Though it is comparatively small, CPM Braxis is no minnow. With more than 5,500 staff and 200 clients, the company represents a very interesting acquisition for Capgemini – which will now be mining all those relationships and exploring how the expanded group can offer something new to existing clients. The reasons for the Capgemini deal are clear. Brazil is the giant of the Latin American IT services market, with a 47 per cent share of a $23bn market according to analyst company Gartner. The Brazilian economy has barely suffered from the global economic slowdown and is predicted to grow by more than seven per cent this year.
The booming economy and increased domestic consumption are driving the IT market even faster. Local trade body Brasscom expects the IT market to grow at over 10 per cent for at least the next four or five years.
This rapid growth has to be attractive to any firm watching its local economy limp out……of recession. In the UK, heavy public sector spending cuts on all non-essential projects are going to further depress the IT market.
Jose Luiz Rossi, CEO of CPM Braxis, said of the deal: “We will expand our client base by making our services available to Capgemini’s international clients present in Brazil, and will also be able to offer Capgemini’s global expertise to support our major Brazilian clients in their international development projects. Finally, joining Capgemini is a chance to give our employees more attractive career opportunities.”
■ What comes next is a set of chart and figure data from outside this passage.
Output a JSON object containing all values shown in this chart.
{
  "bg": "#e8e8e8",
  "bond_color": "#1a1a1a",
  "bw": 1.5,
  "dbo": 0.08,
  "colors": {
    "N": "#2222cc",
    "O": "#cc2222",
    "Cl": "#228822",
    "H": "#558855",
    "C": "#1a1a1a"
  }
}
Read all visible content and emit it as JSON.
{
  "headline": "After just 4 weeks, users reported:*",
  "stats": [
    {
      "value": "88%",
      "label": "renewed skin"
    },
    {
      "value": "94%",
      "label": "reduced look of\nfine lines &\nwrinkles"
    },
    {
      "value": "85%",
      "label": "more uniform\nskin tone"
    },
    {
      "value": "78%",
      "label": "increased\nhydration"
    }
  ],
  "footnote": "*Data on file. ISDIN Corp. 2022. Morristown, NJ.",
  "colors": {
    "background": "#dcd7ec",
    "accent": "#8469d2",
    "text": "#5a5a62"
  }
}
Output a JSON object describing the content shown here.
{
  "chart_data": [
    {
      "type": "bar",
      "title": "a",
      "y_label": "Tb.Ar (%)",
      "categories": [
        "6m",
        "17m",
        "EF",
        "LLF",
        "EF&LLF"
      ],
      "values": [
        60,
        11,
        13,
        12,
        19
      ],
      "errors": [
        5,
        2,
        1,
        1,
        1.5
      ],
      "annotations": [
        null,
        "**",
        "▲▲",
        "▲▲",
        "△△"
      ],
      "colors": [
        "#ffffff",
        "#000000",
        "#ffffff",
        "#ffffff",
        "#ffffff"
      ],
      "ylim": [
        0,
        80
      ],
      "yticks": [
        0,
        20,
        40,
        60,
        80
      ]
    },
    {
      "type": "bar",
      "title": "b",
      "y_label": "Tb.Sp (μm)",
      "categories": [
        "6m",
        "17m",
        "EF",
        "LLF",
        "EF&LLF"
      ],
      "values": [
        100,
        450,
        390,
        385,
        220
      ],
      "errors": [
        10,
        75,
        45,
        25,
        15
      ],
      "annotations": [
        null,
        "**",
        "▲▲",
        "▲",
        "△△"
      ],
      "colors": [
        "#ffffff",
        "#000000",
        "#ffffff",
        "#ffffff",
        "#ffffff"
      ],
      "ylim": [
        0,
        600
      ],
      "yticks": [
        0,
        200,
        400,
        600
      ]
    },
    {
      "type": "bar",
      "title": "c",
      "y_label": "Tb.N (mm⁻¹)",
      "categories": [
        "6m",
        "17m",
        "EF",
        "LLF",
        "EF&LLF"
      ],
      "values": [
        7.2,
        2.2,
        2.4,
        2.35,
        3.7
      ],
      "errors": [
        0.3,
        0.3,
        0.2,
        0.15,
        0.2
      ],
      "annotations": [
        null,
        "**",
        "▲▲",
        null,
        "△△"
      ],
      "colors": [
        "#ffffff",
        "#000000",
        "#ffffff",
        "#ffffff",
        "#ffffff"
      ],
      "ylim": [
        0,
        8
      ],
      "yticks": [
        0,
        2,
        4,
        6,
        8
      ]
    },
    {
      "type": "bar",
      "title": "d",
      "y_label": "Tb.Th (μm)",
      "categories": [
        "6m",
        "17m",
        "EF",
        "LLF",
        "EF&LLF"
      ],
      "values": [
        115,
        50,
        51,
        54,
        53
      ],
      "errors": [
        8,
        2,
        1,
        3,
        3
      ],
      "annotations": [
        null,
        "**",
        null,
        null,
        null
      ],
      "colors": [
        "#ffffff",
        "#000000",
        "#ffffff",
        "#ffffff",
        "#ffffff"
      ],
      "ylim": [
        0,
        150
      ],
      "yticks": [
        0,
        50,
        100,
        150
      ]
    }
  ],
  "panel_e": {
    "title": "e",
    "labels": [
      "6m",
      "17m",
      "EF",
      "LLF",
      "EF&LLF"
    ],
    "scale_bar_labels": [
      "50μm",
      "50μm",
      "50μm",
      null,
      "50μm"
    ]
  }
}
Note that final line. The Brazilian firm wants to offer global career opportunities to its staff and the purchaser wants to access more Brazilian business. It’s symbiotic and an example of what we will see more often in coming years, but will immigration be a fly in the ointment for some of those expectations? British Business, innovation, and skills minister Vince Cable was in Brazil recently, talking of the need for more British firms to work with Brazilian partners. He emphasised the need for a strong two-way flow of trade that recognises the enhanced economic status of Brazil. But when questioned on government plans to restrict work visas for non-EU citizens, he floundered. Brazil is going to export more services to the world, but if the UK is not careful we may well lose out on valuable partnerships and business in new regions, all because of populist legislation that won’t preserve local jobs anyway.